For the process tensor approach to TEBD, we first need to compute the process tensors of the environments we wish to add to the TEBD evolution. For this we choose suitable parameters and carry out the computation (see Tutorial 02 - Time dependence and PT-TEMPO).

tempo_parameters = oqupy.TempoParameters(
    dt=pt_tebd_params.dt,
    dkmax=40,
    epsrel=1.0e-5)
print("Process tensor (PT) computation:")
pt = oqupy.pt_tempo_compute(
    bath=bath,
    start_time=0.0,
    end_time=num_steps * pt_tebd_params.dt,
    parameters=tempo_parameters,
    progress_type='bar')
Process tensor (PT) computation:
--> PT-TEMPO computation:
100.0%   20 of   20 [########################################] 00:00:00
Elapsed time: 0.6s

To see the effect of the environment clearly we start in a fully mixed chain state.

initial_augmented_mps_B = oqupy.AugmentedMPS([mixed_dm, mixed_dm, mixed_dm, mixed_dm, mixed_dm])

Again, we prepare a PtTebd object to collect all necessary information. We can reuse the before created SystemChain and PtTebdParameters objects. This time we set the first item in the list of process tensors to the process tensor we just computed. This attaches the above specified environment to the first chain site. Because we don’t want to couple the other sites to any environment we keep them free by setting them to None.

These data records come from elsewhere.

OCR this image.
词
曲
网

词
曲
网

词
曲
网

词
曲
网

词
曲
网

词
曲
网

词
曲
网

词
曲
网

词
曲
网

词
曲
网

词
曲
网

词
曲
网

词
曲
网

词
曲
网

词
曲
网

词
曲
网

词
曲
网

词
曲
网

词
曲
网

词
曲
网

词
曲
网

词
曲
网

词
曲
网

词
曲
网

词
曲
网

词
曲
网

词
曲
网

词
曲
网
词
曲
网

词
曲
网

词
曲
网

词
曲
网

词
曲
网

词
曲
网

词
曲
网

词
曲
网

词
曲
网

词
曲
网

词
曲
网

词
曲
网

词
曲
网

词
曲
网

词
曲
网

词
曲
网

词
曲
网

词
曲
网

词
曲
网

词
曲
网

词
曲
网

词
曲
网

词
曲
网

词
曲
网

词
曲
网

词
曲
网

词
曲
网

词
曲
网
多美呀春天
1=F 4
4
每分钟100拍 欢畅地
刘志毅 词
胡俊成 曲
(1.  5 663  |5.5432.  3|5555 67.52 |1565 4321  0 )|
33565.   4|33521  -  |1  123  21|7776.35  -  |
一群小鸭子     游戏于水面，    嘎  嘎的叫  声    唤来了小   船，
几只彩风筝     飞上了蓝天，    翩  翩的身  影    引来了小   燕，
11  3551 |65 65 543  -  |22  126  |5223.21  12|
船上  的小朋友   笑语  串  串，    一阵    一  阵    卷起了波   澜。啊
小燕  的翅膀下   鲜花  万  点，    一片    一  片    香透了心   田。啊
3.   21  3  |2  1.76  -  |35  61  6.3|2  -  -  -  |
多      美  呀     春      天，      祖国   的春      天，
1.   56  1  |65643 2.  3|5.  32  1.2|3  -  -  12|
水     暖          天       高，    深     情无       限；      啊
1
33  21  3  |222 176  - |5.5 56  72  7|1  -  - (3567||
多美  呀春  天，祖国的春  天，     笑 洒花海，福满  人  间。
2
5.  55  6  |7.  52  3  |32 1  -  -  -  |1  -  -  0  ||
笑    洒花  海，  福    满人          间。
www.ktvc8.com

pt_tebd_open = oqupy.PtTebd(
    initial_augmented_mps=initial_augmented_mps_B,
    system_chain=system_chain,
    process_tensors=[pt, None, None, None, None],
    parameters=pt_tebd_params,
    dynamics_sites=[0, 1, 2, 3, 4],
    chain_control=None)
print("PT-TEBD computation (open spin chain):")
results_open = pt_tebd_open.compute(num_steps, progress_type="bar")
PT-TEBD computation (open spin chain):
--> PT-TEBD computation:
100.0%   20 of   20 [########################################] 00:00:04
Elapsed time: 4.3s
for site, dyn in results_open['dynamics'].items():
    plt.plot(*dyn.expectations(sz, real=True),
             color=f"C{site}", linestyle="solid",
             label=f"$<s_{site}^z>$")
plt.legend()
<matplotlib.legend.Legend at 0x7f671cf195f8>
../../../_images/output_35_1.png

We can see that the environment starts to hybridize with the first spin and then the other spins start being affected too.